Local News

Legislature picks up the pace

By Donna Gordon Blankinship, Editor, JTNews

Now about a quarter of the way through, the pace in the Legislative session is beginning to pick up, with committees holding hearings on bills of interest to the Jewish community.
According to Remy Trupin, government affairs associate for the Jewish Federation, committees are in the process of deciding whether they approve of the policy intent of bills before they vote to pass them along to a fiscal committee to debate the financial impact of the proposals.
“This is why your input is critical,” he said in an e-mail to citizen activists. “Bills have many hoops to jump through to become law. They are heard in several committees, voted on the floor, and often competing versions must reconciled. Your voice must be constant to legislators with the overabundance of issues that they must attend to.”
The bills Trupin is keeping his eye on right now include HB 1372 (and its companion SB 5201; companion bills are identical to the bills introduced in the other house), which would allow families eligible for public assistance to receive up to two years of college education without additional work requirements. It was scheduled to be heard in the House Children & Family Services Committee on Thursday, and has not yet been scheduled for a vote in the Senate Higher Education Committee.
Trupin also asks the community to keep its attention on SB 5423 (and its companion HB 1390), which would continue to make health care and support services available to people who are disabled under the state General Assistance/Unemployable program. Many Jewish Family Service clients rely on these funds as a major form of subsistence.

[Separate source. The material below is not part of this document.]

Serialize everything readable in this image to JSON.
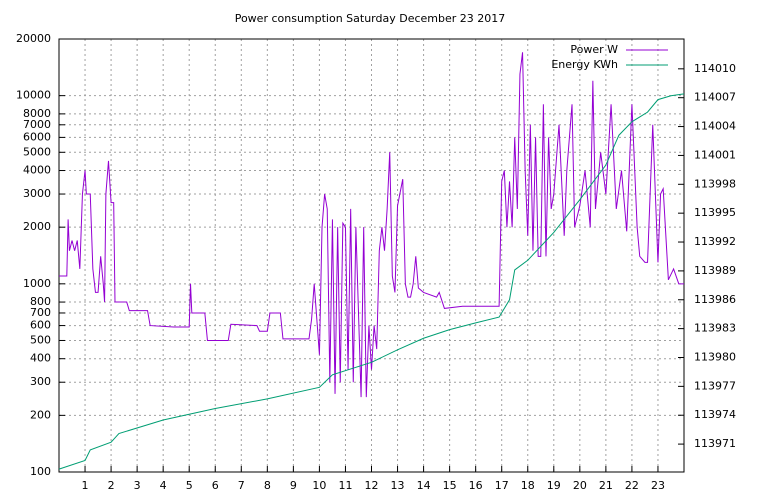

These bills have been referred to the Senate Committee on Health & Long Term Care and the House Health Care Committee.
According to the Statewide Poverty Action Network, which includes the Coalition for a Jewish Voice, families in the state’s WorkFirst program are allowed to participate in one year of vocational education; however, they must be working 20 hours a week. HB 1372 would allow parents to go to school for two years without the work requirement. In its newsletter, the organization quotes a recent report by the state that found there is a shortage of skilled workers in Washington State. The report stated that 64 percent of employers had difficulty finding qualified applicants with a post-secondary vocational education. This shortage was experienced in all industries, not just in high-tech. (To view a copy of this report visit, www.wa.gov/wtb. The report is titled, “Workforce Training: Supply, Demand and Gaps.”)
Regarding the issue of Medicaid reimbursement for nursing homes (HB 1159), last Thursday, Josh Gortler and Steve Reynolds of the Kline Galland Center testified in front of the House Health Care Committee in support of the bill. Trupin said the hearing went well and the committee is likely to hold a vote on whether to pass the bill on to the House Appropriations Committee very soon. A hearing on the companion bill, SB 5630, was scheduled for this Thursday in the Senate Health & Long Term Care Committee.
The No. 1 priority for the Jewish Federation this year is maintaining Medicaid reimbursement rates for the Kline Galland Center. Medicaid is both a state and federal program. The state determines at what rate nursing homes will be reimbursed for the care they give to their residents. Kline Galland’s level of care is substantially above the average for nursing homes across the state. About 65 percent of the people living at the Kline Galland Home are on Medicaid.
During the 1998 legislative session, lawmakers imposed a ceiling on Medicaid reimbursement rates that is scheduled to go into effect in July 2002. This ceiling is well below the service level currently at Kline Galland. Trupin says Kline Galland will have its Medicaid reimbursement cut about $750,000 a year after the ceiling is imposed. That money will need to be replaced by community fund-raising or else services at Kline Galland may decrease.
Trupin advises community members to keep the pressure on their legislators concerning this issue, which government people call “hold harmless.” “Let them know that Kline Galland cannot fill the gap in lost funding with bake sales: Let our grandparents bake for their grandkids, not for their care,” he said.